Flowers and messages sit in front of the building where two children were stabbed to death allegedly by their nanny in a family’s Upper West Side apartment on October 26, 2012 in New York City
The devastated mother of two young children killed by their New York nanny broke down on the stand Friday, yelling that the former caregiver was “evil” and a “liar” before twice fleeing the court room.
Yoselyn Ortega is on trial for murdering Lucia, six, and Leo, two, with a kitchen knife in the bathroom of their Upper West Side apartment on October 25, 2012. Ortega, 55, does not deny the killings, but is pleading insanity.
It was a case that terrified working parents all over the world and went on to inspire a best-selling novel that explored the relationship between a working mother and the woman she hires to look after her young children.
Marina Krim, 41, tearfully fled the stand twice while testifying for a second day — once under cross-examination by the defense after becoming increasingly agitated by the questions — and again while being questioned by the prosecution.
“Because she is evil,” she screamed in reference to the Dominican-born former caregiver who looked after her children for two and a half years before killing them.
“You are liars,” Krim shouted. “You are evil,” she added as she left the courtroom for a brief break through the witness room door.
Ortega remained impassive. Her eyes motionless behind her glasses as she sat next to her lawyer in the Manhattan court room.
After she returned to court, the judge waived objections from the defense to allow the prosecuting lawyer to talk Krim through an incident she wanted to tell the court.
Stifling her sobs, Krim recounted the pain of suffering a miscarriage shortly before the killings and of Ortega’s response that particularly troubled her.
Krim said when she first told the defendant that she was pregnant, Ortega “gave me this giant hug, and she said, ‘I am so happy, I love you, I love you.'”
But when she later told her about the miscarriage, “she did not give me a hug, she gave me no emotion at all, she actually looked mad at me that I had a miscarriage.”
Krim then screamed: “She is a narcissist, it’s all about money, it’s all about money!”
She also testified about another moment in the kitchen once as she readied to go out. “She (Ortega) was just looking at me with this glare on her face that was just pure evil,” Krim told the jury.

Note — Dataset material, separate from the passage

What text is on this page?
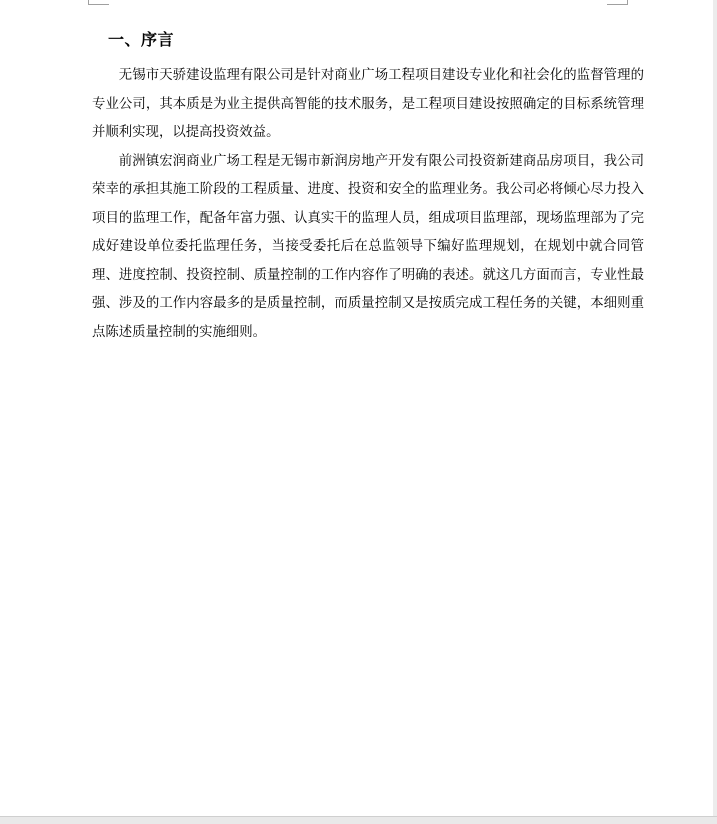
一、序言

无锡市天骄建设监理有限公司是针对商业广场工程项目建设专业化和社会化的监督管理的专业公司，其本质是为业主提供高智能的技术服务，是工程项目建设按照确定的目标系统管理并顺利实现，以提高投资效益。

前洲镇宏润商业广场工程是无锡市新润房地产开发有限公司投资新建商品房项目，我公司荣幸的承担其施工阶段的工程质量、进度、投资和安全的监理业务。我公司必将倾心尽力投入项目的监理工作，配备年富力强、认真实干的监理人员，组成项目监理部，现场监理部为了完成好建设单位委托监理任务，当接受委托后在总监领导下编好监理规划，在规划中就合同管理、进度控制、投资控制、质量控制的工作内容作了明确的表述。就这几方面而言，专业性最强、涉及的工作内容最多的是质量控制，而质量控制又是按质完成工程任务的关键，本细则重点陈述质量控制的实施细则。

When the prosecution tried to move on, Krim left the room shouting and did not return, leading the prosecuting lawyers to call another witness in what is expected to be a three-month trial.
Krim and her husband Kevin have had two more children since Lucia, known to her family as Lulu, and Leo were killed. They also founded a foundation that nurtures creativity among children facing adversity.
The killings served as the inspiration for “Chanson Douce” — a best-selling novel that earned author Leila Slimani France’s top literary prize, the Goncourt, in 2016.
The novel, set in Paris, was translated as “Lullaby” in Britain and in the United States as “The Perfect Nanny,” where it was less commercially successful than in Europe.